Тут начинается его известность. Придворный чин, родство с Суворовым, большое состояние, всё это высоко ценилось; при этом поэзия его шла даром: никто не обращал на нее внимания. А в ней-то и видел он надежды на будущее свое величие. Обер-прокурорство, сенаторство, лента, наконец графское достоинство, в память Суворова Сардинским королем ему дарованное, всё это, конечно, тешило его тщеславие, но не удовлетворяло честолюбия: ему хотелось прославиться, жить в веках. Обманывал ли он сам себя насчет дарования своего, или морочить хотел людей, чтобы — при жизни насладиться их рукоплесканиями, вот что трудно разобрать. Всю долголетнюю жизнь свою просуетился, промучился он напрасно только из того, чтоб его похвалили; желание это обратилось у него в болезнь, в чесотку, в бешенство. Чего он не делал? Подличал известным авторам, дарил сочинения свои книгопродавцам и нераспроданное сам покупал, чтобы приступить к другому изданию; кормил, угощал голодных стихотворцев, ссужал их деньгами.
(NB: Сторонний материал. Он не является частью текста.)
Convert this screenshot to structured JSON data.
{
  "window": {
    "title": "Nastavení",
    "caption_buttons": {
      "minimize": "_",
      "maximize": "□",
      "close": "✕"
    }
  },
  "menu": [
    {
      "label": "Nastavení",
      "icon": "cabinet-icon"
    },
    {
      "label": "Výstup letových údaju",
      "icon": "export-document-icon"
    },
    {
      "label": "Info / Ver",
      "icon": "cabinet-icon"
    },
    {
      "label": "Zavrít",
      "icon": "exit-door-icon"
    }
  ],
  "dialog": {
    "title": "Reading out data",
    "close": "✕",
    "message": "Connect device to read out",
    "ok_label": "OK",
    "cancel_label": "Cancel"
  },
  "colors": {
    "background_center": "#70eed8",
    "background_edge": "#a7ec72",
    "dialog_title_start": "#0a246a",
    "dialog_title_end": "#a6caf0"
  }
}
Хвалить его было им невозможно: никто не решился бы на столь позорное дело; совестливые молчали, а бессовестные над ним же ругались в стихах. Вошло в обыкновение, чтобы все молодые писатели об него оттачивали перо свое, и без эпиграммы на Хвостова как будто нельзя было вступить в литературное сословие; входя в лета, уступали его новым пришельцам на Парнас, и таким образом целый век молодым ребятам служил он потехой.